Hughes is also optimistic about the potential to create this brand of cyborg, and he’s not even all that attached to the physical brain. “It doesn’t make any sense at all to send bags of water and meat into space,” Hughes said. “In a very short period of time, evolutionarily, we’re going to be able to transfer our consciousness into very small and far more durable forms.”
This notion of uploading the gist of a personality into a digital platform has been gaining traction among futurists for decades. Dmitry Itskov, the Russian futurist who counts Ray Kurzweil among his many supporters, hopes to tackle the problem by 2045.
Still, We’ve Got a Long Way to Go
It’s a beautiful vision of the future, but it remains frustratingly visionary in 2013. “The truth is enhancing humans is, right now, not possible,” said Wolpe. “There are many science fiction scenarios here, but I think we are too early in the process to know which ones are plausible, safe, durable […] and so on.”
Say you’re not involved in robotics, bioengineering, or brain-computer interfaces, but you are desperate to become a spacefaring cyborg already. There is one important arena in which everyone should contribute to the fledgling field: the ethics debate.

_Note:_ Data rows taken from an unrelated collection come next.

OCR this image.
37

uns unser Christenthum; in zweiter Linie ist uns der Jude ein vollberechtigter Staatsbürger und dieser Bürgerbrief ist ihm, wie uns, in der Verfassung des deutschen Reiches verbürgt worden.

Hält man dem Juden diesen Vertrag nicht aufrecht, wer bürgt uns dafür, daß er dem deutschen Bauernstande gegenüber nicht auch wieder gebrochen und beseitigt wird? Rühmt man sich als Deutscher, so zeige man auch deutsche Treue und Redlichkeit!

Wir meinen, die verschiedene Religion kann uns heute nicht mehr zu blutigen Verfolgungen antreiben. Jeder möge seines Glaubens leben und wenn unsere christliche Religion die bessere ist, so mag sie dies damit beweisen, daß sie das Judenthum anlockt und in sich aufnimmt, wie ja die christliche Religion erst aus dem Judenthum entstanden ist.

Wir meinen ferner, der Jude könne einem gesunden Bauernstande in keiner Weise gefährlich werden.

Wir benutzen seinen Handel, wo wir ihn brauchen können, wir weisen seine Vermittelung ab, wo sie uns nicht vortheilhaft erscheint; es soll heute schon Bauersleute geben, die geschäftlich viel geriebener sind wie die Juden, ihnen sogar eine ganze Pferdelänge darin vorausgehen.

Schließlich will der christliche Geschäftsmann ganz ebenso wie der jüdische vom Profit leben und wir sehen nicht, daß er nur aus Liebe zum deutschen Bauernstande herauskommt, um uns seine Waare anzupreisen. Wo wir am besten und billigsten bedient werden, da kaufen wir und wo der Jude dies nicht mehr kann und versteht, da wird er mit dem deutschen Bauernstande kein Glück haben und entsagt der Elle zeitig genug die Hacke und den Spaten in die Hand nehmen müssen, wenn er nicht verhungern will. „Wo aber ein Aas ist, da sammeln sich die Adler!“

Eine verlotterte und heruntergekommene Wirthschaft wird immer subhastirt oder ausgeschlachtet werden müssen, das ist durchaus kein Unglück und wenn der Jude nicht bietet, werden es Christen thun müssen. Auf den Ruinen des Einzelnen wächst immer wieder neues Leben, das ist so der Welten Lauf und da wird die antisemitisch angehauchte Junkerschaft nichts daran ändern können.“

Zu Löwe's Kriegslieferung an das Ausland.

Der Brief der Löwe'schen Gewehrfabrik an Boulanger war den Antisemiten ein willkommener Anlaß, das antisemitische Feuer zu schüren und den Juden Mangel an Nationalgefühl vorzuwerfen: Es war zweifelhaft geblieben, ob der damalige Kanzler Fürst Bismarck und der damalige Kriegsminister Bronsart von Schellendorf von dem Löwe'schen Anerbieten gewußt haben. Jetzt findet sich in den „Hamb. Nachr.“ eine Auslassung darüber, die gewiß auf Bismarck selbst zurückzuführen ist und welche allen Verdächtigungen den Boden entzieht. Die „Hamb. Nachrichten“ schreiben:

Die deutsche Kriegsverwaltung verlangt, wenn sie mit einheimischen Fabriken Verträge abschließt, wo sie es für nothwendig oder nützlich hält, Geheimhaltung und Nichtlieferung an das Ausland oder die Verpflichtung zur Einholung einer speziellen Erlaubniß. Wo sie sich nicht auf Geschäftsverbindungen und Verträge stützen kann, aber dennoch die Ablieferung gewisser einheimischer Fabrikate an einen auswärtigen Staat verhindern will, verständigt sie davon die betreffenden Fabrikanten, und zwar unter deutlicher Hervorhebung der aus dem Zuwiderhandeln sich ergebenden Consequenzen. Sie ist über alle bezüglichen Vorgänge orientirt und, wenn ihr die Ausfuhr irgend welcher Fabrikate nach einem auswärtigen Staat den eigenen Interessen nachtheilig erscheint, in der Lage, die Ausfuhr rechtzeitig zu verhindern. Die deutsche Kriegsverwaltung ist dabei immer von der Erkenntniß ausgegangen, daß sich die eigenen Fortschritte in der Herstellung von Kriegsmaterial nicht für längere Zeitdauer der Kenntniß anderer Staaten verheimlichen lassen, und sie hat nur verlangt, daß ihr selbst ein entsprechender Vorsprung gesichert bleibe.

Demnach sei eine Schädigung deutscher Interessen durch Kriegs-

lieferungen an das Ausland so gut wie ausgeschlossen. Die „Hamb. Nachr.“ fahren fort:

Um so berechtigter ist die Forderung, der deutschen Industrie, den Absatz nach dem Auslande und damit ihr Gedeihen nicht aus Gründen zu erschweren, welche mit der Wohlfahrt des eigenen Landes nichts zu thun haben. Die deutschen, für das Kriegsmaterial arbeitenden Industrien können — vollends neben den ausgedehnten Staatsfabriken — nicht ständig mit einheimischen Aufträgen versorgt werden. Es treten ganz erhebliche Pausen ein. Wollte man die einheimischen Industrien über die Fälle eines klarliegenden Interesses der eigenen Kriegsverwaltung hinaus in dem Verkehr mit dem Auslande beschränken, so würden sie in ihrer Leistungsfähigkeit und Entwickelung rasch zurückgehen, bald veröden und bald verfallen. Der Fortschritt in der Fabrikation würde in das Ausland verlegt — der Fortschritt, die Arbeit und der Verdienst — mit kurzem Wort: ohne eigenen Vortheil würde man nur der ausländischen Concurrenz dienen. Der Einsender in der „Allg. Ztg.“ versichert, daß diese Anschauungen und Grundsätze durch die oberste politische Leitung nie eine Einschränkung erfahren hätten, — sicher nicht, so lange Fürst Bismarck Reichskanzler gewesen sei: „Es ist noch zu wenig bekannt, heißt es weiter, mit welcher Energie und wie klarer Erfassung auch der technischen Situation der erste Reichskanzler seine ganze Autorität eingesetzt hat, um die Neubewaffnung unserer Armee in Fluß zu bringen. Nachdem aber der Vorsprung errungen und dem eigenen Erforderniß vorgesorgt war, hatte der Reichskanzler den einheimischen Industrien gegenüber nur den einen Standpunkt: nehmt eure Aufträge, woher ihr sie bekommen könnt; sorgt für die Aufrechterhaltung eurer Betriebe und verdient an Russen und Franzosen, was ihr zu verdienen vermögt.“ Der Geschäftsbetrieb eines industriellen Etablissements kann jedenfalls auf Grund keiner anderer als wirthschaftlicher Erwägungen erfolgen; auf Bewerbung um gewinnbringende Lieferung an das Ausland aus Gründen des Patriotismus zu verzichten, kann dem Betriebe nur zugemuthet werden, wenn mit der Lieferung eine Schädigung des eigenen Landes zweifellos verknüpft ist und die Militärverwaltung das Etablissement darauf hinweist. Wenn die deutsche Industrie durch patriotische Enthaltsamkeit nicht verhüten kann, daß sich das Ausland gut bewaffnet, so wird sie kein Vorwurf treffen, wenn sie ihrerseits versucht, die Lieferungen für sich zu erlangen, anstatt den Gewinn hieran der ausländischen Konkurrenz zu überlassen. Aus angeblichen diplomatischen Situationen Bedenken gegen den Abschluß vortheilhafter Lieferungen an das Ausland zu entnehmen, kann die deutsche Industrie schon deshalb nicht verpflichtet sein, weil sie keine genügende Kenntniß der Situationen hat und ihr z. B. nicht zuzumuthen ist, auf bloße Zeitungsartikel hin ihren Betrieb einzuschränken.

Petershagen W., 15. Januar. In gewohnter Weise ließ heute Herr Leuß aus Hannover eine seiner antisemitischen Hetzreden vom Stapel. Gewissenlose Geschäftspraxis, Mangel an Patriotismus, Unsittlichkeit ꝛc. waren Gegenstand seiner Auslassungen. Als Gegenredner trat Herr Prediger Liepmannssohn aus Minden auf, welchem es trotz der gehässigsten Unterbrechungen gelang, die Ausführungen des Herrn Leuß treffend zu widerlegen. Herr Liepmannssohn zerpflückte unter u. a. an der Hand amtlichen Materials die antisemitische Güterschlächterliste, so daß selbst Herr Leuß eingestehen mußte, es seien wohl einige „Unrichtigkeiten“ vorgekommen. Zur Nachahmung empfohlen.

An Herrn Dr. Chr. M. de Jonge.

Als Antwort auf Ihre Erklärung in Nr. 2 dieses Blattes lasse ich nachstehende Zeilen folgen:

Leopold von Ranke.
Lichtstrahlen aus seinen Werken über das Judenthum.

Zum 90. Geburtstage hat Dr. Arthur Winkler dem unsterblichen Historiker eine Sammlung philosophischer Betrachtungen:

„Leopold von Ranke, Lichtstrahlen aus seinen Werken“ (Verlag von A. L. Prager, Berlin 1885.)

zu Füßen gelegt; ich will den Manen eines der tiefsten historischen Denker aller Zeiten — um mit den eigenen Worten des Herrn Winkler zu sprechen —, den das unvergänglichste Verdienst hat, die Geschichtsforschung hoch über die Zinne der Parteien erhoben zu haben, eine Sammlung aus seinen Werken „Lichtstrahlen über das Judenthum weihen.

James Hughes says there’s a noticeable gap, broadly speaking, between Western hang-ups towards body hacking and the Eastern willingness to pursue it. He attributes it partly to the Abrahamic religious tradition, which is much less flexible about transhumanism than thought systems like Buddhism, Hinduism, and Confucianism. Even people who don’t identify as part of the Judeo-Christian tradition can be influenced by the central premise that tinkering with the human body represents an act of hubris.
“For a lot of secular bioethics, things kind of creep in as a stand-in for the soul,” Hughes said. “You don’t believe in a soul, but you want to gesture in that direction [so you] talk about something like ‘human dignity.’”
Because of this, Hughes thinks the leaders of the space cyborg movement are more likely to emerge from Asia.
“Everybody basically from India to Japan is pretty gung-ho about technological progress and the prospects of human enhancement, so I think we’re going to see very different approaches in terms of the space program” he said. “I could definitely safely predict that there would be far less resistance on the part of the Chinese to that particular proposal than there would be in the United States.”
Wolpe agrees that the increasing diversity of space programs will change the conversation. “I think, given the new scenario with multiple players trying different approaches to space, […] including, by the way, China, and other countries, we will see a number of different strategies attempted or suggested before we find the one that seems to best fit our technologies and our social outlooks,” he said.
A future space race is brewing, and it’s aimed at escaping the meat bags we reside in. But because we’re talking about hacking our bodies, and not a spaceship, the race may not be won by the fastest innovators. Instead, the winner may be whoever is most comfortable with producing a spacefaring cyborg in the first place.